Belediyenin konferans salonu ilgili insanlarla dolu. Konuşmacı arkadaşlardan Edip Yeşil derneğimizin de kadim dostu. Diğer konuşmacı şair Mehmet Düşer, zarif üslubu ve hayranlık verici sesiyle dinleyenleri mest ediyor. Mehmet Düşer şiirlerini hem Arapça hem Türkçe yazıyor, coğrafyasının ve kültürünün önemli bir taşıyıcısı olmayı hedefliyor. İzleyiciler değerli sorular soruyorlar, her panelisti anlaşılmanın bahtiyarlığına eriştirecek sorularla ortam “iyi ki buradayım ve bu anı yaşıyorum” duygusu kazandırıyor biz konuşmacılara.

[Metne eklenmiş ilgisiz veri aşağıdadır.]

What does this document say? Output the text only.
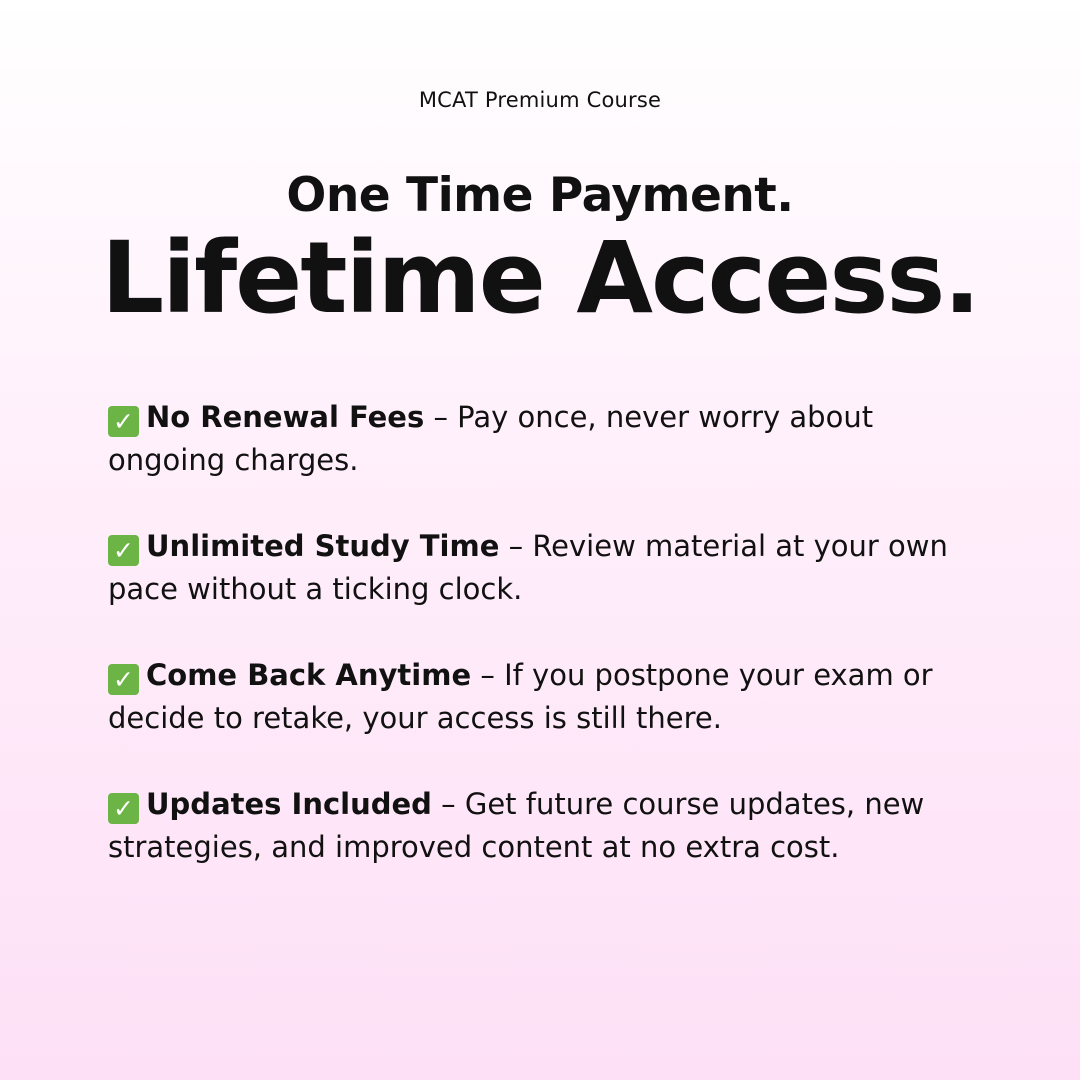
MCAT Premium Course
One Time Payment.
Lifetime Access.
✓ No Renewal Fees – Pay once, never worry about ongoing charges.
✓ Unlimited Study Time – Review material at your own pace without a ticking clock.
✓ Come Back Anytime – If you postpone your exam or decide to retake, your access is still there.
✓ Updates Included – Get future course updates, new strategies, and improved content at no extra cost.
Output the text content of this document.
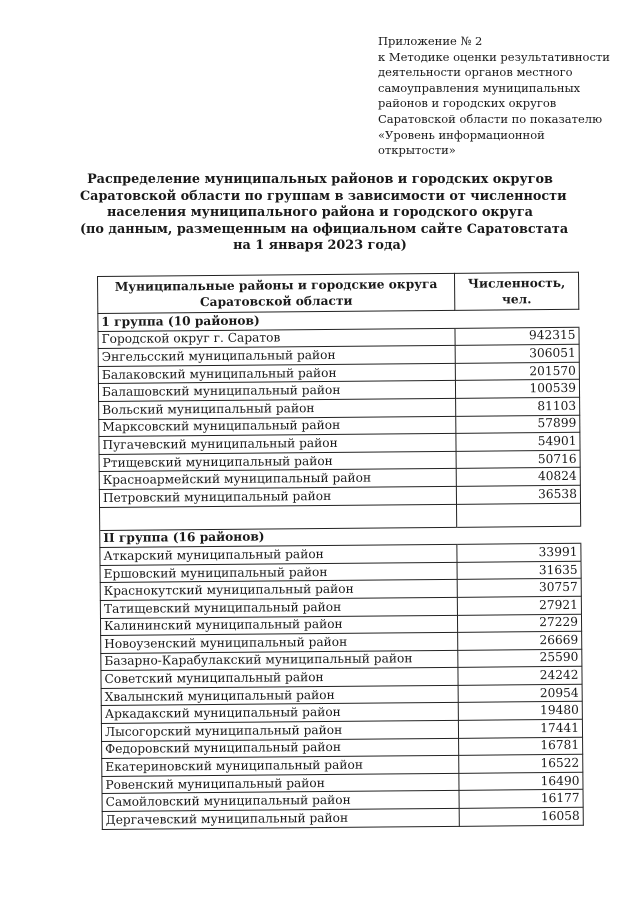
Приложение № 2
к Методике оценки результативности
деятельности органов местного
самоуправления муниципальных
районов и городских округов
Саратовской области по показателю
«Уровень информационной
открытости»
Распределение муниципальных районов и городских округов
Саратовской области по группам в зависимости от численности
населения муниципального района и городского округа
(по данным, размещенным на официальном сайте Саратовстата
на 1 января 2023 года)
Муниципальные районы и городские округа
Саратовской области	Численность,
чел.
1 группа (10 районов)	
Городской округ г. Саратов	942315
Энгельсский муниципальный район	306051
Балаковский муниципальный район	201570
Балашовский муниципальный район	100539
Вольский муниципальный район	81103
Марксовский муниципальный район	57899
Пугачевский муниципальный район	54901
Ртищевский муниципальный район	50716
Красноармейский муниципальный район	40824
Петровский муниципальный район	36538

II группа (16 районов)	
Аткарский муниципальный район	33991
Ершовский муниципальный район	31635
Краснокутский муниципальный район	30757
Татищевский муниципальный район	27921
Калининский муниципальный район	27229
Новоузенский муниципальный район	26669
Базарно-Карабулакский муниципальный район	25590
Советский муниципальный район	24242
Хвалынский муниципальный район	20954
Аркадакский муниципальный район	19480
Лысогорский муниципальный район	17441
Федоровский муниципальный район	16781
Екатериновский муниципальный район	16522
Ровенский муниципальный район	16490
Самойловский муниципальный район	16177
Дергачевский муниципальный район	16058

Yad etmenin bir kültürün öldüğünü kabul etmek anlamına geldiğini vurguluyorum ısrarla, önemli olanın birlikte yaşama kültürünü diri tutmak olduğunu yazdıklarımla örneklendiriyorum. İyi, güzel olanın yitip gitmemesi gerektiğini söylüyorum.
Dönüş yolunda sahilde salaş bir balık lokantasında kilolarca balık, karides, salata, şalgam, değişik mezeleri, döner ayran parasına tıka basa yediğimizi söylemeden geçemeyeceğim, değişik ikramları ise anlatmayacağım.
Gezi ve panel hepimize iyi geldi. Muhabbet insana insan olana. Hatay ayağa kalkacak, birbirimizle konuşur, paylaşır, dayanışırsak daha çabuk ayağa kalkacak.